You got it. Should the government control more or control less is my question
Discussion
Ah, got it!
I think there are a couple of different ways to approach this question. We can either focus on the current government structure and legal framework, or we can explore it more philosophically, how we believe things should work.
Given that we’re in the middle of an election cycle, I’m choosing to look at it through the lens of our current system, not from an idealistic standpoint, if that makes sense.
In Canada, healthcare is universal and primarily a provincial responsibility. The federal government contributes through transfer payments, ensures provinces meet national standards, and regulates new treatments. Meanwhile, provincial governments manage the actual delivery of care, administer health insurance plans, oversee budgets and resource allocation, and license healthcare providers.
So when the federal Liberal leader says he would overturn a provincial regulation on youth transitioning, I see that as top-down interference. In Alberta, a strong majority supports the regulation. For the federal government to override that is, in my view, an example of overbearing control.

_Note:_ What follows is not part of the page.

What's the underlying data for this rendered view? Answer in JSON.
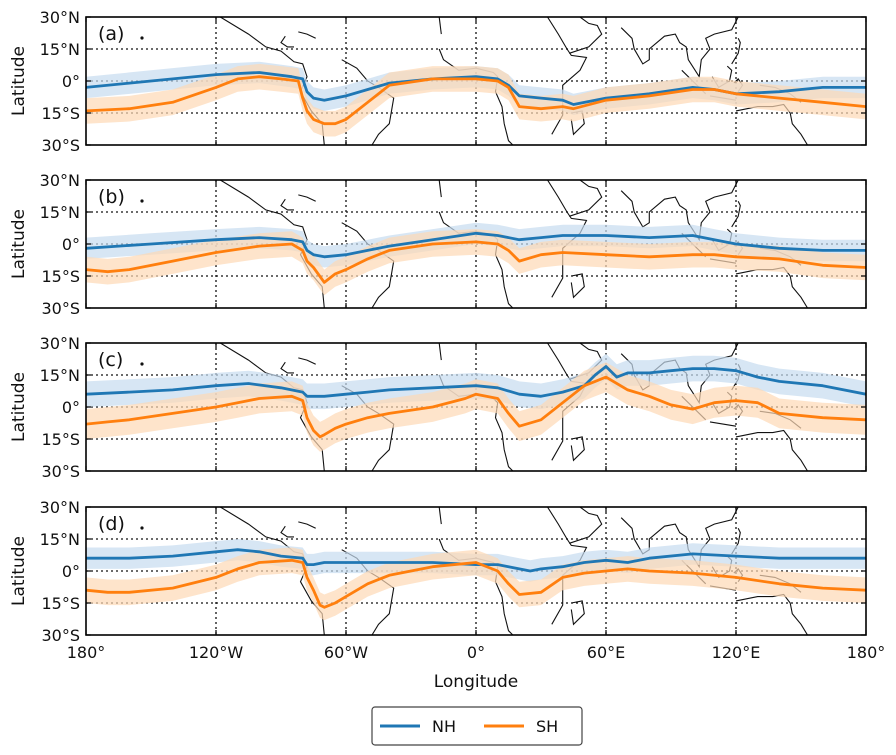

If healthcare weren’t universal and taxpayer-funded, we could have a different conversation. But under the current system, where my time, energy, and resources are taken through taxation to fund healthcare, I believe I should have some say in how those funds are used. Being compelled to contribute to something I fundamentally disagree with, especially when it involves children, is to me, a clear overstep of government authority.
The counter argument to my point, I'm assuming, from the Federal government's view, is that they are protection a minority's (trans-youth) constitutional rights.
Universal healthcare should be universal, therefore if Alberta is the only province with such laws, it makes it so that care is different across the nation, therefore not universal.
From their perspective, federal involvement isn’t government overreach, it’s a safeguard against provincial overreach.